"If sweating big drops 'neath a burning sun,
And shiv'ring 'mid sleet and snow;
If drenched to the skin with rain, be fun,
And can a joy bestow!

"If toiling away through a weary week
(No six days work but seven)
Without one holy hour to seek
A resting place in heaven.

"If hearing the bells ring Sabbath chimes,
To bid us all repair
To church (as in the olden times)
And bend the knee in prayer.

"If in these bells he hears a voice
'To thy delivery!'
God says to every soul 'rejoice,'
But, postman, not to thee.

"O, the postman's is a blessed life!
And sighing heavily,
'Ha, ha,' he'll say, 'alack a-day!
Where's Britain's piety?'

"Heigho! I come and go
Through the muck and miry slough;
Heigho! I come and go
Heavy at heart and weary O!

"Heigho! Heigho!
Does any one pray for the postman? No!
No! no! no! no!
Or he would not be robbed of his Sabbath so!"

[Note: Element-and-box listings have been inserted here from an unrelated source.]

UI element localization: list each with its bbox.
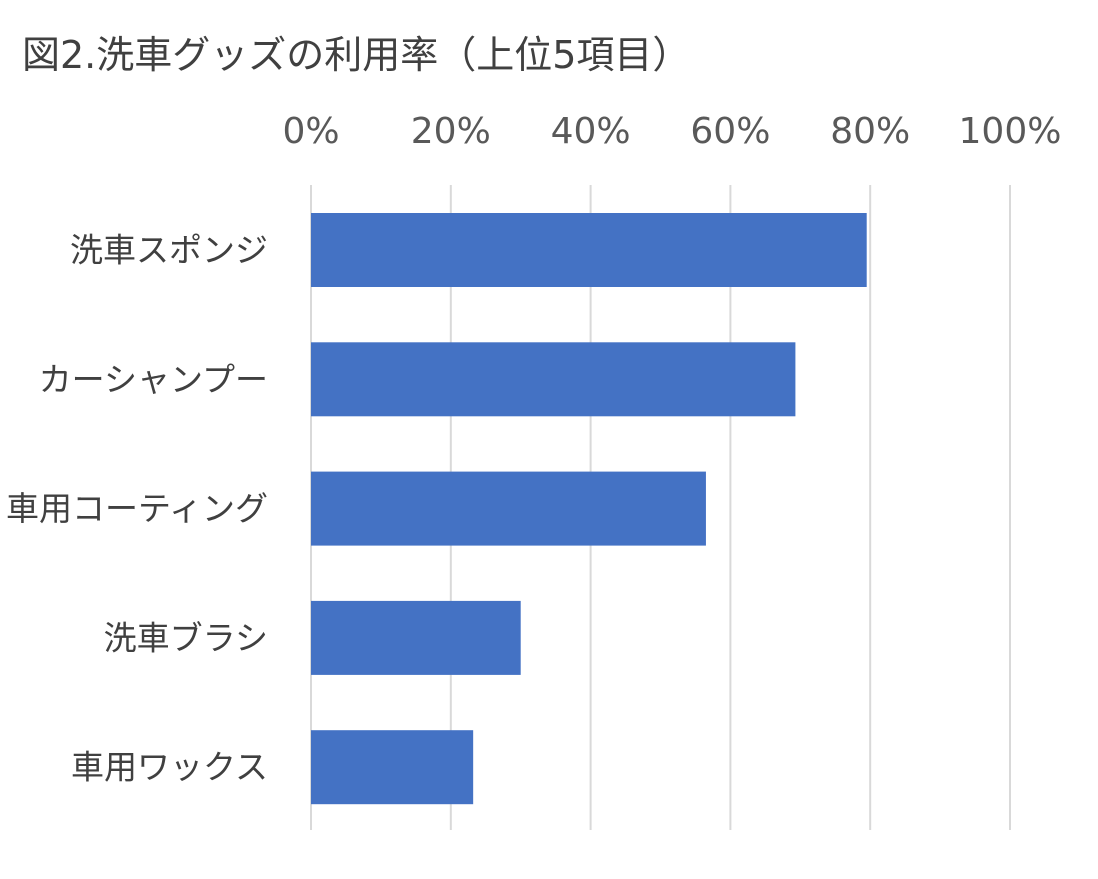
- x-tick-label: 0%: [282, 111, 339, 152]
- category-label: 車用コーティング: [6, 489, 268, 528]
- x-tick-label: 100%: [959, 111, 1062, 152]
- x-tick-label: 20%: [411, 111, 491, 152]
- x-tick-label: 40%: [551, 111, 631, 152]
- category-label: 洗車ブラシ: [104, 618, 268, 657]
- x-tick-label: 60%: [690, 111, 770, 152]
- bar-1: [311, 213, 867, 287]
- bars: [311, 213, 867, 805]
- x-tick-label: 80%: [830, 111, 910, 152]
- category-label: カーシャンプー: [39, 360, 268, 399]
- bar-5: [311, 730, 474, 805]
- bar-4: [311, 600, 521, 675]
- category-label: 洗車スポンジ: [70, 231, 268, 270]
- category-label: 車用ワックス: [71, 748, 268, 787]
- chart-title: 図2.洗車グッズの利用率（上位5項目）: [22, 33, 691, 77]
- bar-2: [311, 342, 796, 417]
- x-axis-ticks: 0% 20% 40% 60% 80% 100%: [282, 111, 1061, 152]
- bar-3: [311, 471, 706, 546]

In The Rural Postman's Sabbath, Capern seems to breathe a more contented strain. His poetical remonstrances, probably on account of their originality, were more successful than they might have been if given in prose. The authorities raised his salary, and relieved him of his Sunday labours. Few rural postmen now travel on Sundays. The poet-postman has also had a pension granted him from the Royal Bounty Fund. In Capern's case we find literary abilities of a high order in the very lowest ranks of the Post-Office. When we have mentioned the names of Mr. Anthony Trollope, Mr. Edmund Yates, and Mr. Scudamore, we have said enough to show that they exist also in the highest ranks of the service.

[165] It is matter of notoriety, furnishing a fruitful subject for reflection and comment, that the great majority of complaints reaching the Post-Office authorities take their rise with clergymen. As offering a curious commentary on the Divine injunction to be merciful, and to forgive "seventy times seven," we once saw a requisition from a clergyman for the dismissal of a post-office clerk—a man with a wife and several children, by the way—on the ground that he had twice caused his letters to be missent, in each case losing the clerical correspondent a post.